Why does this question matter?

Nature rarely deals in absolutes. A relationship that looks like cooperation from one angle can look like exploitation from another, and whether a symbiont is friend or foe often hinges on who else is in the room. This deceptively simple idea, that the net effect of one organism on another is shaped by the presence of a third, sits at the heart of ecological theory, yet empirical tests of it in real, multi-species systems remain surprisingly scarce (Rogalski et al. 2021; Sun & Kilner 2020).

We study burying beetles (Nicrophorus nepalensis), a charismatic insect that buries the carcasses of small vertebrates and raises their young on them, displaying a level of parental care unusual for insects. But they don't do this alone. Hitchhiking on their bodies are two uninvited guests: phoretic mites (Poecilochirus carabi), clinging to the beetles' cuticles, and parasitic nematodes (Rhomborhabditis regina), hidden deep within the beetles' genitals and intestines (Fig 1). Our question was simple to ask but fiendishly difficult to answer: do these three-way interactions shift the mites from parasites to mutualists, or back again, depending on the ecological context?

The black box problem: building an experiment from scratch

Here is something that textbooks don't tell you: knowing that an association exists is very different from being able to study it experimentally. Mite-beetle associations had been documented for decades (Pukowski 1933). Nematode-beetle associations had been noted too (Wang & Rozen 2019). But empirically dissecting the three-way interaction among mites, nematodes, and bacteria simultaneously in a controlled breeding setting had essentially never been done. We were stepping into a black box (Fig 2).

What followed was months of trial and error. How many mites per beetle is ecologically realistic? How do you standardise nematode inoculation doses across hundreds of breeding trials? Every methodological decision cascaded into new complications, and the system had no established playbook. Looking back, we think of those early months as the hidden cost of working on a genuinely understudied system: the price of novelty is uncertainty, and uncertainty is expensive in time.

Perhaps the most formidable challenge was creating a truly nematode-free beetle colony. In wild populations, essentially almost all beetles carry nematodes; they are transmitted both from parent to offspring on the carcass, and vertically through the cuticle during pupation and adult emergence. To establish a clean baseline, we had to surface-sterilise beetle eggs using an antimicrobial solution. This was a painstaking process that needed to be done egg by egg, under a dissecting microscope, at precisely the right developmental window. Even then, the work wasn't done: because the parent beetles themselves harbour nematodes, we had to raise the first generation of larvae without parental care, allowing them to feed independently on the prepared carcass to prevent re-contamination of our sterilised cohort. Anyone who has worked with burying beetles knows that separating larvae from their attentive parents goes against everything about their biology (Jarrett et al. 2018). Getting those larvae to survive and thrive without parental provisioning required yet more troubleshooting. It is the kind of challenge that never makes it into the methods section, but that quietly defines whether a project lives or dies.
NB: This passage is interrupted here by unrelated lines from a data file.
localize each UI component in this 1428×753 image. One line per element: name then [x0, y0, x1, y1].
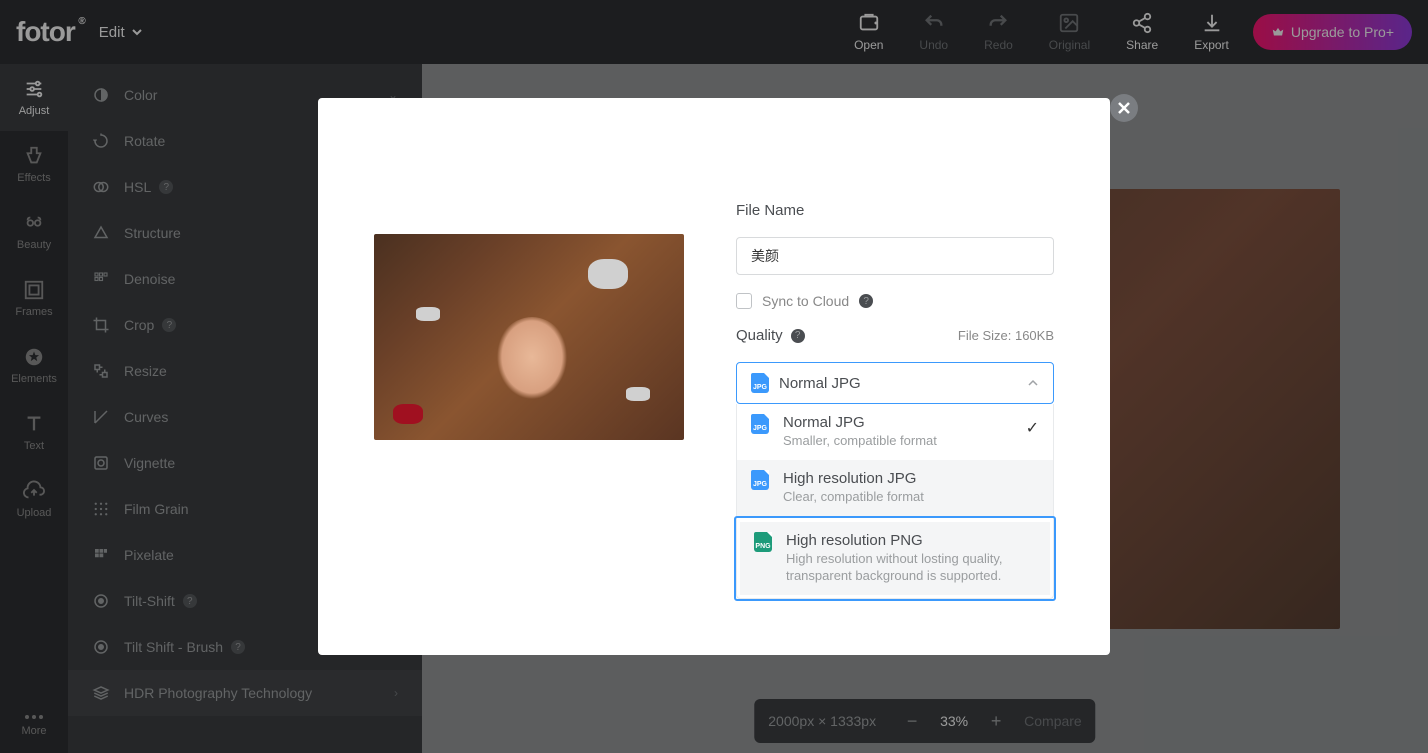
jpg-icon: JPG [751, 373, 769, 393]
export-form: File Name Sync to Cloud ? Quality ? File… [736, 202, 1054, 599]
sync-checkbox[interactable] [736, 293, 752, 309]
quality-option-2[interactable]: PNG High resolution PNG High resolution wi… [740, 522, 1050, 595]
modal-overlay: File Name Sync to Cloud ? Quality ? File… [0, 0, 1428, 753]
png-icon: PNG [754, 532, 772, 552]
highlighted-option: PNG High resolution PNG High resolution wi… [734, 516, 1056, 601]
quality-dropdown: JPG Normal JPG Smaller, compatible format ✓… [736, 404, 1054, 599]
option-subtitle: Smaller, compatible format [783, 433, 1012, 450]
check-icon: ✓ [1026, 418, 1039, 438]
file-size: File Size: 160KB [958, 328, 1054, 343]
option-subtitle: High resolution without losting quality,… [786, 551, 1036, 585]
selected-quality: Normal JPG [779, 375, 1017, 392]
close-button[interactable] [1110, 94, 1138, 122]
filename-label: File Name [736, 202, 1054, 219]
jpg-icon: JPG [751, 470, 769, 490]
export-preview [374, 234, 684, 440]
option-title: High resolution PNG [786, 532, 1036, 549]
sync-row: Sync to Cloud ? [736, 293, 1054, 309]
jpg-icon: JPG [751, 414, 769, 434]
chevron-up-icon [1027, 377, 1039, 389]
option-subtitle: Clear, compatible format [783, 489, 1039, 506]
filename-input[interactable] [736, 237, 1054, 275]
option-title: Normal JPG [783, 414, 1012, 431]
sync-label: Sync to Cloud [762, 293, 849, 309]
quality-select[interactable]: JPG Normal JPG [736, 362, 1054, 404]
quality-label: Quality [736, 327, 783, 344]
quality-option-1[interactable]: JPG High resolution JPG Clear, compatible … [737, 460, 1053, 516]
close-icon [1117, 101, 1131, 115]
quality-option-0[interactable]: JPG Normal JPG Smaller, compatible format ✓ [737, 404, 1053, 460]
help-icon[interactable]: ? [791, 329, 805, 343]
export-modal: File Name Sync to Cloud ? Quality ? File… [318, 98, 1110, 655]
option-title: High resolution JPG [783, 470, 1039, 487]
help-icon[interactable]: ? [859, 294, 873, 308]
quality-row: Quality ? File Size: 160KB [736, 327, 1054, 344]
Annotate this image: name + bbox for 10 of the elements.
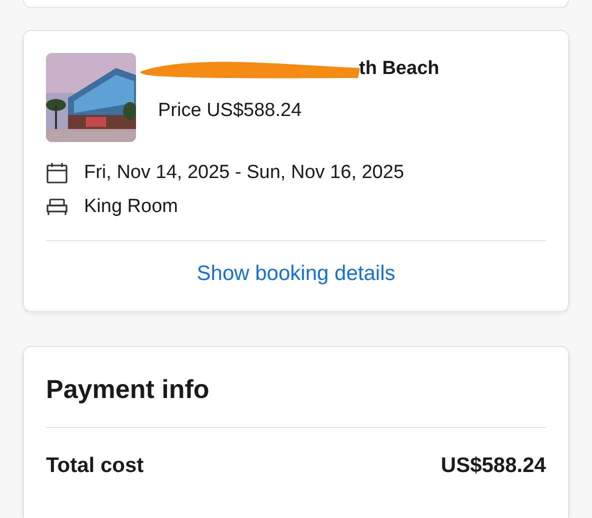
room-text: King Room: [84, 196, 178, 218]
calendar-icon: [46, 162, 68, 184]
payment-info-heading: Payment info: [46, 374, 210, 405]
hotel-name: th Beach: [359, 58, 440, 80]
dates-text: Fri, Nov 14, 2025 - Sun, Nov 16, 2025: [84, 162, 404, 184]
row-label: Total cost: [46, 454, 144, 478]
row-value: US$588.24: [440, 454, 546, 478]
show-booking-details-link[interactable]: Show booking details: [196, 241, 396, 311]
bed-icon: [46, 198, 68, 216]
price-text: Price US$588.24: [158, 100, 303, 122]
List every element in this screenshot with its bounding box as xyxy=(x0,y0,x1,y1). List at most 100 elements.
What we found — and what surprised us

Once the system was running, the results were worth the effort. We manipulated nematode densities (zero, low, and high) and mite presence across hundreds of beetle breeding trials, and the pattern that emerged was striking in its context-dependence.

At high nematode densities, beetle offspring survival dropped sharply (from around 96% down to 78%) in the absence of mites. But introduce mites, and that survival penalty largely disappeared. The mites were actively preying on nematodes (we confirmed this in separate feeding assays), suppressing their transmission to beetle offspring, and in doing so, rescuing host fitness. A classic case of enemy-of-my-enemy-is-my-friend.

But here is the twist: remove the nematodes entirely, and the mites become the problem. Without nematodes to prey on, mite presence was itself associated with reduced offspring survival. The very same organism was mutualist in one context and parasite in another, with the tipping point determined by nematode density.

We also discovered something unexpected about the carcass microbiome. Both mites and nematodes, individually, reduced culturable bacterial loads, but it was their combined presence that produced the most dramatic shift in bacterial community composition. The carrion environment was being restructured by the interplay of all three partners simultaneously, suggesting that the microbial dimension of this system is both important and largely unexplored.

What this means — and where we go next

The broader implication of our work is that phoretic associations — long assumed to be essentially commensal, a free ride with no strings attached — may routinely act as hidden drivers of host fitness through indirect, density-dependent pathways. The mites are not just passengers; they are active participants in a three-way negotiation whose outcome depends on who else is at the table.

For future research, we are eager to understand the microbiome side more deeply. Which bacterial taxa are being suppressed by mites and nematodes, and does this translate into measurable differences in larval nutrition and immune function?

Science, like symbiosis, is rarely a simple story of friend or foe. The most interesting answers tend to live in the space between: contingent, context-dependent, and always shaped by who else is in the room.